The economic development of India’s restive northeastern states has been hampered by their geography. The region is landlocked. Access to Kolkata Port is via the narrow Siliguri Corridor, which is usually jammed with traffic. Trucks carrying cargo from Aizawl in Mizoram state in the Northeast to Kolkata Port have to run a distance of 1,600 km, which typically takes at least four days to complete. For over two decades now, India has been working on shorter routes to provide its northeastern states with access to the sea.

Sittwe Port is important in this context. It is part of the $484 million Kaladan Multimodal Tranship Transport Project (KMTTP), which envisages connecting Mizoram to Sittwe Port via road and an inland waterway. The project involves the construction of a 109-km-long road between Zorinpui in India and Paletwa in Myanmar, and the dredging of 158 km of the Kaladan River to link Paletwa with Sittwe Port.

Sending goods via the KMTTP is expected to halve transport time and costs.

As I pointed out in an article in The Diplomat in September 2016, while India has big infrastructure-building ambitions in Myanmar, almost every project it has undertaken there suffers from delays and cost overruns. This is the case with the KMTTP too.

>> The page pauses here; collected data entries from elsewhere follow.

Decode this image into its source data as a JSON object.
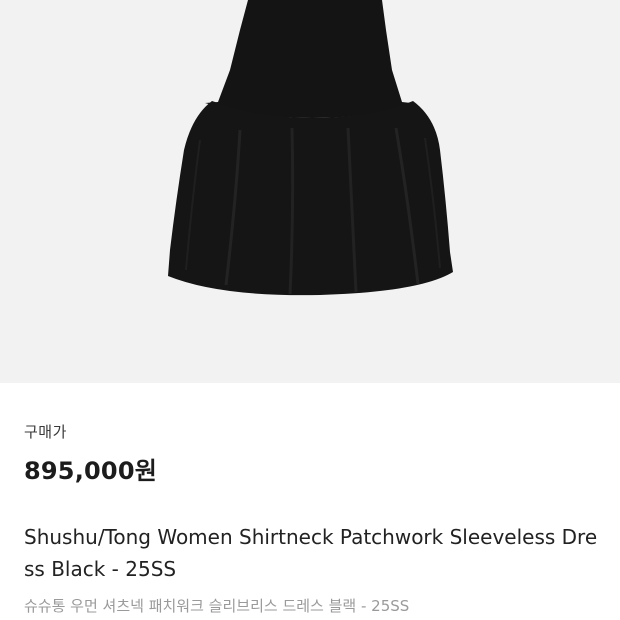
{
  "product": {
    "image_alt": "black sleeveless drop-waist dress",
    "price_label": "구매가",
    "price": "895,000원",
    "title": "Shushu/Tong Women Shirtneck Patchwork Sleeveless Dress Black - 25SS",
    "subtitle": "슈슈통 우먼 셔츠넥 패치워크 슬리브리스 드레스 블랙 - 25SS"
  },
  "colors": {
    "image_background": "#f3f2f2",
    "dress": "#141414",
    "price_text": "#1c1c1c",
    "subtitle_text": "#9a9a9a"
  }
}
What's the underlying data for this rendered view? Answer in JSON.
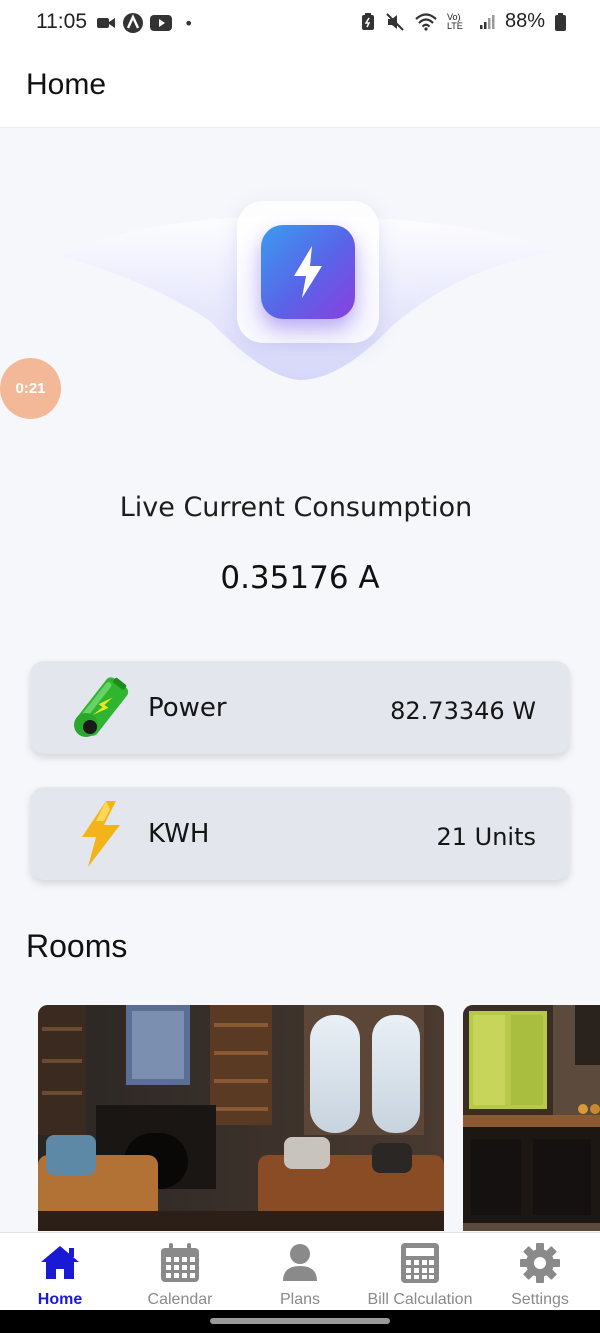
{
  "status_bar": {
    "time": "11:05",
    "dot": "•",
    "volte": "Vo) LTE",
    "battery": "88%"
  },
  "header": {
    "title": "Home"
  },
  "timer_badge": "0:21",
  "consumption": {
    "label": "Live Current Consumption",
    "value": "0.35176 A"
  },
  "cards": [
    {
      "label": "Power",
      "value": "82.73346 W",
      "icon": "battery-icon"
    },
    {
      "label": "KWH",
      "value": "21 Units",
      "icon": "lightning-icon"
    }
  ],
  "rooms": {
    "title": "Rooms",
    "items": [
      {
        "image": "living-room-image"
      },
      {
        "image": "kitchen-image"
      }
    ]
  },
  "nav": {
    "items": [
      {
        "label": "Home",
        "icon": "home-icon",
        "active": true
      },
      {
        "label": "Calendar",
        "icon": "calendar-icon",
        "active": false
      },
      {
        "label": "Plans",
        "icon": "person-icon",
        "active": false
      },
      {
        "label": "Bill Calculation",
        "icon": "calculator-icon",
        "active": false
      },
      {
        "label": "Settings",
        "icon": "gear-icon",
        "active": false
      }
    ]
  },
  "colors": {
    "accent": "#1a1ad6",
    "background": "#f6f7fb",
    "card": "#e3e6ed",
    "timer": "#f3b898"
  }
}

India first proposed the idea of the KMTTP to the Myanmar government in 2003. Fifteen years after the two sides signed a framework agreement in 2008, the project is still incomplete.

Construction of the deep-sea port at Sittwe, dredging and modernizing of the Kaladan waterway, and building of the jetty at Paletwa are complete. However, the construction of the India-Myanmar road between Zorinpui and Paletwa is incomplete. India also needs to extend National Highway 54 to reach the Myanmar border. Apparently but for some bridges this stretch is almost done.

Bureaucratic red tape is partly to blame for slow Indian decision-making. Besides, India has had to contend with opposition from local communities and civil society groups. The connectivity corridor also runs through difficult terrain.

However, it is the turmoil in Myanmar that is the biggest stumbling block in the way of the KMTTP.  Both Chin and Rakhine states, through which the KMTTP runs, are insurgency-wracked and work on projects has been impacted by the poor security situation in the region. In November 2019, for instance, five Indian workers were kidnapped by the Arakan Army, one of whom died while in the latter’s custody.

The situation has only gotten worse since the military coup of February 2021.

Among the reasons behind India’s support for the Myanmar junta is its infrastructure projects that are underway in Myanmar. Their completion and functioning require security for project infrastructure and workers, which India seems to believe the junta is in a position to provide.

It is not.

The junta is up against a powerful resistance. It is under immense pressure across the country. “In such a situation, there’s no way it will be able to attend to Indian interests,” Angshuman Choudhury, associate fellow at the New Delhi-based Center for Policy Research, told me recently. What is more, much of the area through which the KMTTP runs is controlled not by the junta but by civilian militias and ethnic armed organizations like the Chin National Front/Army, Chin National Defense Force, and Arakan Army.

Without the support of the Chin groups and the Arakan Army it would be impossible for India to complete the road component of the KMTTP. It will need to engage with the Chin groups and the Arakan Army.

Until they give the KMTTP their nod and support, India’s infrastructure ambitions in Myanmar will remain stillborn.